Wednesday, January 26, 2011

The State of My Life Address

We are coming to the end of the first month of the year. How have we done? Well if you're asking me my answer is, "slow start!" It's not that I didn't try to do better. It's that I had surgery at the end of the year so I started the year working out a lot less than planned. But that's okay. I'm here now and I have my health and it feels like the surgery was successful. At least that's what my body is telling me.


In two and a half weeks I'll be turning FORTY-ONE! I am well into my forties now. It's that time again! Time to review my Vision Board and to see where I'm at on my goals thus far. I still have a lot of work to do. It's time for my own "State of My Life Address."

I feel like I did something proactive by going to see a dietician last week. Now to just follow her advice. I can also start working out harder now and I can even start lifting light weights so the work outs can get back on schedule.

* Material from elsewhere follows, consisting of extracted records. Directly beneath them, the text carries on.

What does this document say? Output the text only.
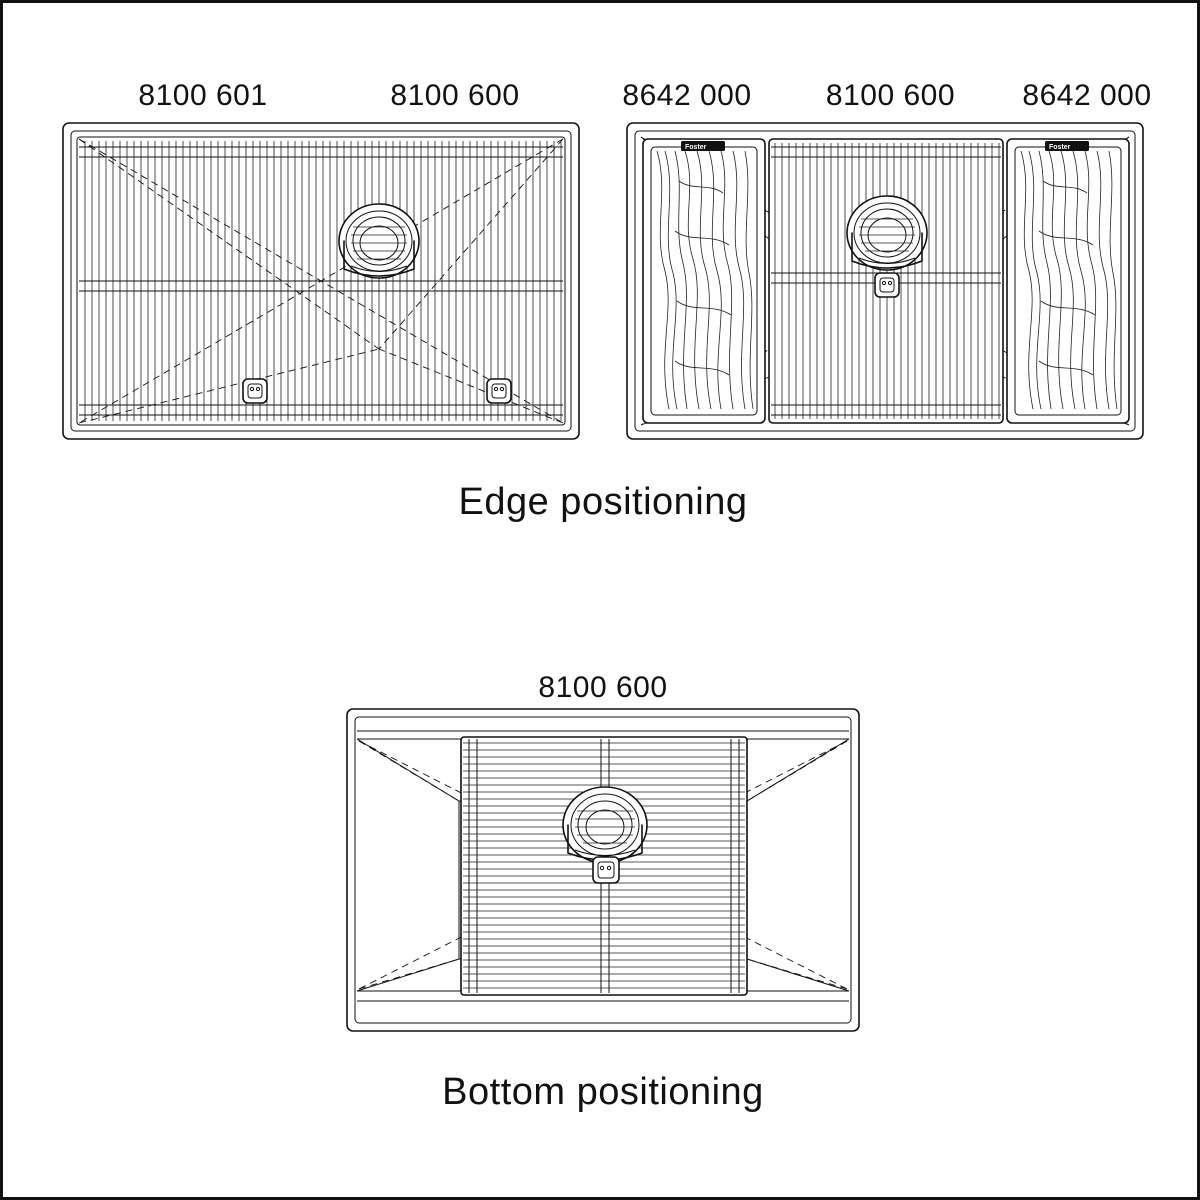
8100 601	8100 600	8642 000	8100 600	8642 000
Foster	Foster
Edge positioning
8100 600
Bottom positioning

As I get older I think of my mother and my sister who I lost 11 and 16 years ago. At my age my mom had a two year old, me. She was thirty-nine when she had me and she was diagnosed with gestational diabetes, just like I was when I had my kids. She wasn't diagnosed with Type 2 Diabetes until I was thirteen but she probably had it for a long time. I think about that when I start gaining weight again. I think of the consequences and I ask myself why, if I have even more knowledge about this disease than my mother had, why is a healthy diet and exercise still such a challenge?

I've talked about my allergy to shell fish on here many times. I was just telling my two co-workers about it yesterday and how extremely allergic I am, to the point that I started having a reaction at the allergist's when I was tested. Here is a question I have posed before. I know I am very allergic to shellfish so I stay away from it completely. WHY don't I stay away from sugar and carbs with the same intensity? I need to add that to my vision board. A picture of a shrimp = to carbs. Both can kill me eventually.

The reason I think about my sister too is because she was 41 when she was diagnosed with cancer. I'm that age now and it's weird to think that. I can't even imagine what I would do if it happened to me. When I was younger I used to say I would never put myself through the treatment and prolong the inevitable. That was before I had kids. Now I realize I would do things completely different. Funny how your point of view can change like that when you have children.

I think about my sister and I wonder what was going through her mind all those months in a bed. She had neurolgical damage and she couldn't speak or walk for most of the time before she passed away. What was left unsaid? What was left undone? What dreams did she wish she had achieved?

What dreams do I still have? What do I want to achieve? I'm at a good point in my life to ask those questions and to figure out the answers.